Abstract Kernel principal component analysis (kernel PCA) is a nonlinear dimensionality reduction technique that employs kernel functions to map data into a high-dimensional feature space, thereby extending the applicability of linear PCA to nonlinear data and facilitating the extraction of informative principal components. However, kernel PCA necessitates the manipulation of large-scale matrices, leading to high computational complexity and posing challenges for efficient implementation in big data environments. Quantum computing has recently been integrated with kernel methods in machine learning, enabling effective analysis of input data within intractable feature spaces. Although existing quantum kernel PCA proposals promise exponential speedups, they impose stringent requirements on quantum hardware that are challenging to fulfill.

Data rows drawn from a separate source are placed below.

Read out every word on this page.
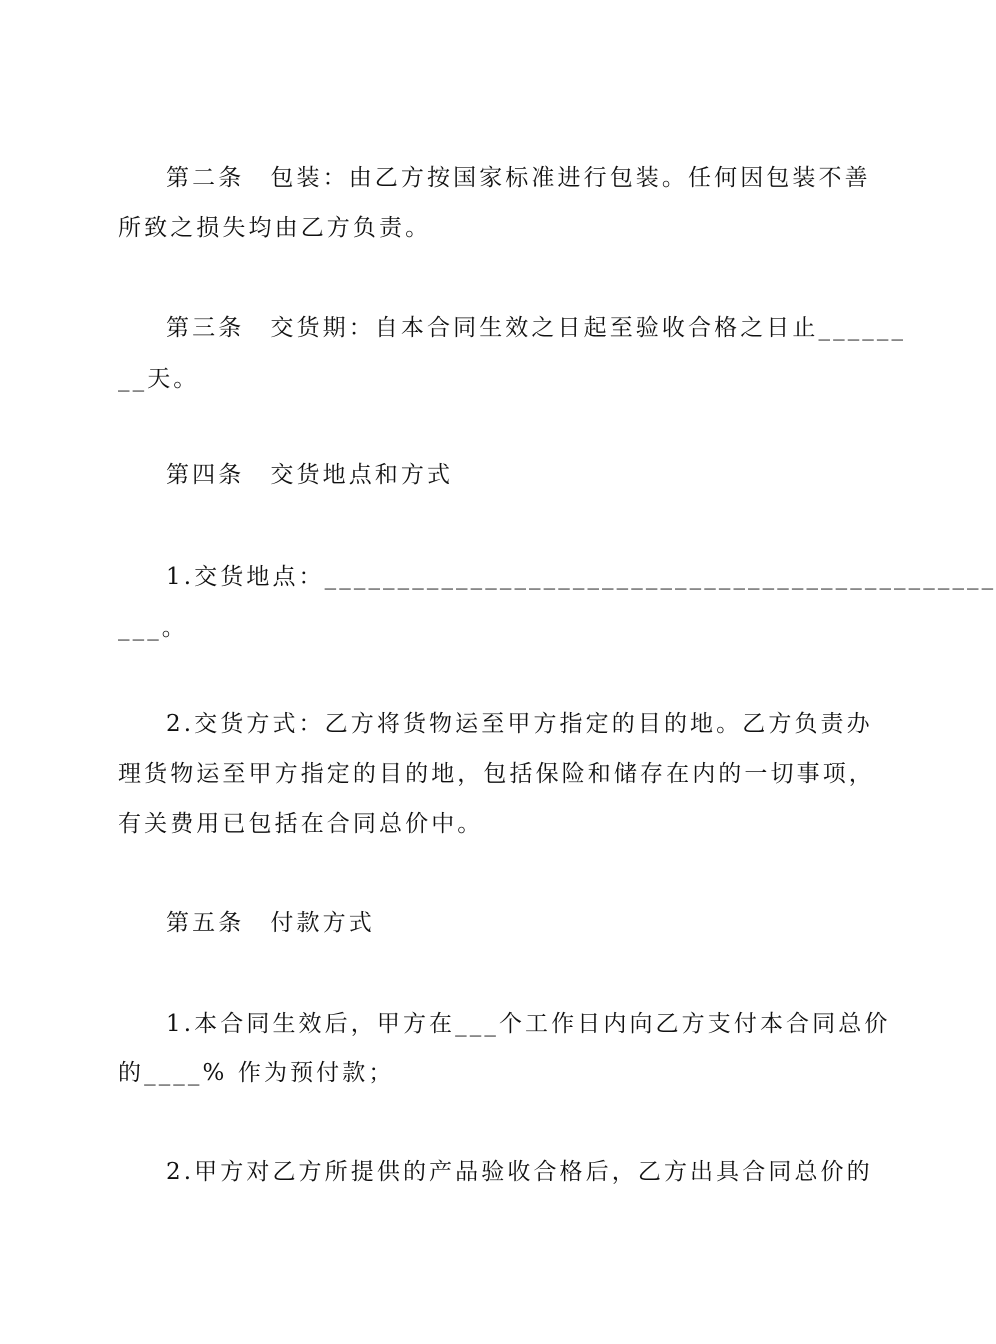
第二条　包装：由乙方按国家标准进行包装。任何因包装不善
所致之损失均由乙方负责。
第三条　交货期：自本合同生效之日起至验收合格之日止______
__天。
第四条　交货地点和方式
1.交货地点：______________________________________________
___。
2.交货方式：乙方将货物运至甲方指定的目的地。乙方负责办
理货物运至甲方指定的目的地，包括保险和储存在内的一切事项，
有关费用已包括在合同总价中。
第五条　付款方式
1.本合同生效后，甲方在___个工作日内向乙方支付本合同总价
的____% 作为预付款；
2.甲方对乙方所提供的产品验收合格后，乙方出具合同总价的
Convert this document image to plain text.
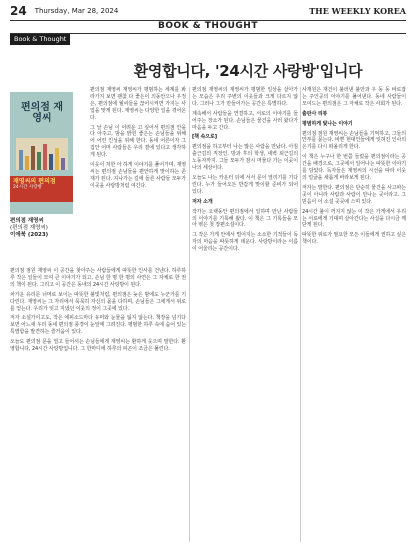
24 Thursday, Mar 28, 2024	THE WEEKLY KOREA
BOOK & THOUGHT
Book & Thought
환영합니다, '24시간 사랑방'입니다
편의점 재영씨
재영씨의 편의점
24시간 사랑방
편의점 재영씨
(편의점 재영씨)
이에북 (2023)

편의점 재영씨 재영씨가 평범하는 세계를 봐라가지 보면 괜찮 다 좋은이 의동안으나 우정은, 편의점에 월씨들을 끊어시켜면 가지는 사업을 맞게 된다. 재영씨는 다양한 일을 겪어온다.

그 날 손님 이 어려운 고 싶어서 편의점 안을 다 아주고, 밤을 밝힌 좋은는 손님들을 위해 어 어린 인성을 위해 한다. 동네 어른이자 그 집안 어머 사람들은 우리 곁에 있다고 생각하게 된다.

이웃이 처한 아 하게 이야기를 풀어가며, 재영씨는 편의점 손님들을 편안하게 맞이하는 존재가 된다. 지나가는 길에 들른 사람들 모두가 이곳을 사랑방처럼 여긴다.

편의점 점원 재영씨 이 공간을 찾아주는 사람들에게 따뜻한 인사를 건넨다. 하루하루 작은 일들이 모여 큰 이야기가 되고, 손님 한 명 한 명의 사연은 그 자체로 한 권의 책이 된다. 그리고 이 공간은 동네의 24시간 사랑방이 된다.

차가운 유리문 너머로 보이는 따뜻한 불빛처럼, 편의점은 늦은 밤에도 누군가를 기다린다. 재영씨는 그 자리에서 묵묵히 자신의 몫을 다하며, 손님들은 그에게서 위로를 얻는다. 우리가 잊고 지냈던 이웃의 정이 그곳에 있다.

저자 소설가이고도, 작은 에피소드마다 유머와 눈물을 잃지 않는다. 책장을 넘기다 보면 어느새 우리 동네 편의점 풍경이 눈앞에 그려진다. 평범한 하루 속에 숨어 있는 특별함을 발견하는 즐거움이 있다.

오늘도 편의점 문을 열고 들어서는 손님들에게 재영씨는 환하게 웃으며 말한다. 환영합니다, 24시간 사랑방입니다. 그 한마디에 하루의 피곤이 조금은 풀린다.

편의점 재영씨의 재영씨가 평범한 일상을 살아가는 모습은 우리 주변의 이웃들과 크게 다르지 않다. 그러나 그가 만들어가는 공간은 특별하다.

계속해서 사람들을 연결하고, 서로의 이야기를 들어주는 장소가 된다. 손님들은 물건을 사러 왔다가 마음을 두고 간다.

[책 속으로]

편의점을 하고부터 나는 많은 사람을 만났다. 아침 출근길의 직장인, 방과 후의 학생, 새벽 퇴근길의 노동자까지. 그들 모두가 잠시 머물다 가는 이곳이 나의 세상이다.

오늘도 나는 카운터 뒤에 서서 문이 열리기를 기다린다. 누가 들어오든 반갑게 맞이할 준비가 되어 있다.

저자 소개

작가는 오랫동안 편의점에서 일하며 만난 사람들의 이야기를 기록해 왔다. 이 책은 그 기록들을 모아 엮은 첫 장편소설이다.

그 작은 가게 안에서 벌어지는 소소한 기적들이 독자의 마음을 따뜻하게 데운다. 사랑방이라는 이름이 어울리는 공간이다.

사재원은 재건이 불러낸 불만과 우 동 동 바로잡는 주인공의 이야기를 풀어낸다. 동네 사람들이 모여드는 편의점은 그 자체로 작은 사회가 된다.

출판사 리뷰

평범하게 빛나는 이야기

편의점 점원 재영씨는 손님들을 기억하고, 그들의 안부를 묻는다. 바쁜 현대인들에게 잊혀진 인사의 온기를 다시 떠올리게 한다.

이 책은 누구나 한 번쯤 들렀을 편의점이라는 공간을 배경으로, 그곳에서 일어나는 따뜻한 이야기를 담았다. 독자들은 재영씨의 시선을 따라 이웃의 얼굴을 새롭게 바라보게 된다.

저자는 말한다. 편의점은 단순히 물건을 사고파는 곳이 아니라 사람과 사람이 만나는 곳이라고. 그 믿음이 이 소설 곳곳에 스며 있다.

24시간 불이 꺼지지 않는 이 작은 가게에서 우리는 서로에게 기대며 살아간다는 사실을 다시금 깨닫게 된다.

따뜻한 위로가 필요한 모든 이들에게 권하고 싶은 책이다.
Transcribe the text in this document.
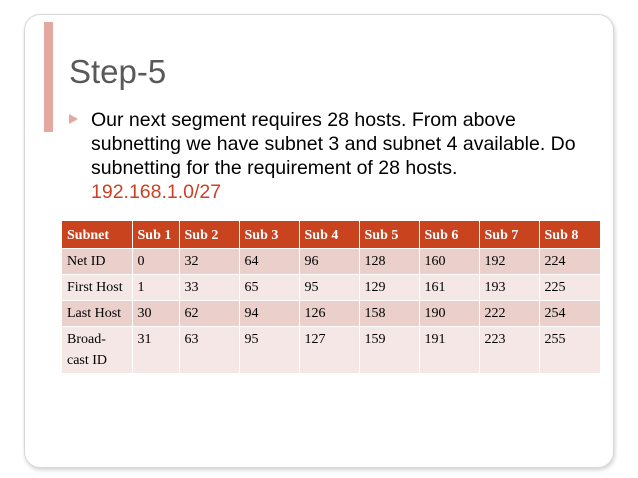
Step-5
Our next segment requires 28 hosts. From above subnetting we have subnet 3 and subnet 4 available. Do subnetting for the requirement of 28 hosts.192.168.1.0/27
Subnet	Sub 1	Sub 2	Sub 3	Sub 4	Sub 5	Sub 6	Sub 7	Sub 8
Net ID	0	32	64	96	128	160	192	224
First Host	1	33	65	95	129	161	193	225
Last Host	30	62	94	126	158	190	222	254
Broad-cast ID	31	63	95	127	159	191	223	255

In this work, we propose a quantum algorithm for kernel PCA by establishing a connection between quantum kernel methods and block encoding, thereby diagonalizing the centralized kernel matrix on a quantum computer. The query complexity is logarithmic with respect to the size of the data vector, $D$, and linear with respect to the size of the dataset. An exponential speedup could be achieved when the dataset consists of a few high-dimensional vectors, wherein the dataset size is polynomial in $\log(D)$, with $D$ being significantly large. In contrast to existing work, our algorithm enhances the efficiency of quantum kernel PCA and reduces the requirements for quantum hardware. Furthermore, we have also demonstrated that the algorithm based on block encoding matches the lower bound of query complexity, indicating that our algorithm is nearly optimal. Our research has laid down new pathways for developing quantum machine learning algorithms aimed at addressing tangible real-world problems and demonstrating quantum advantages within machine learning.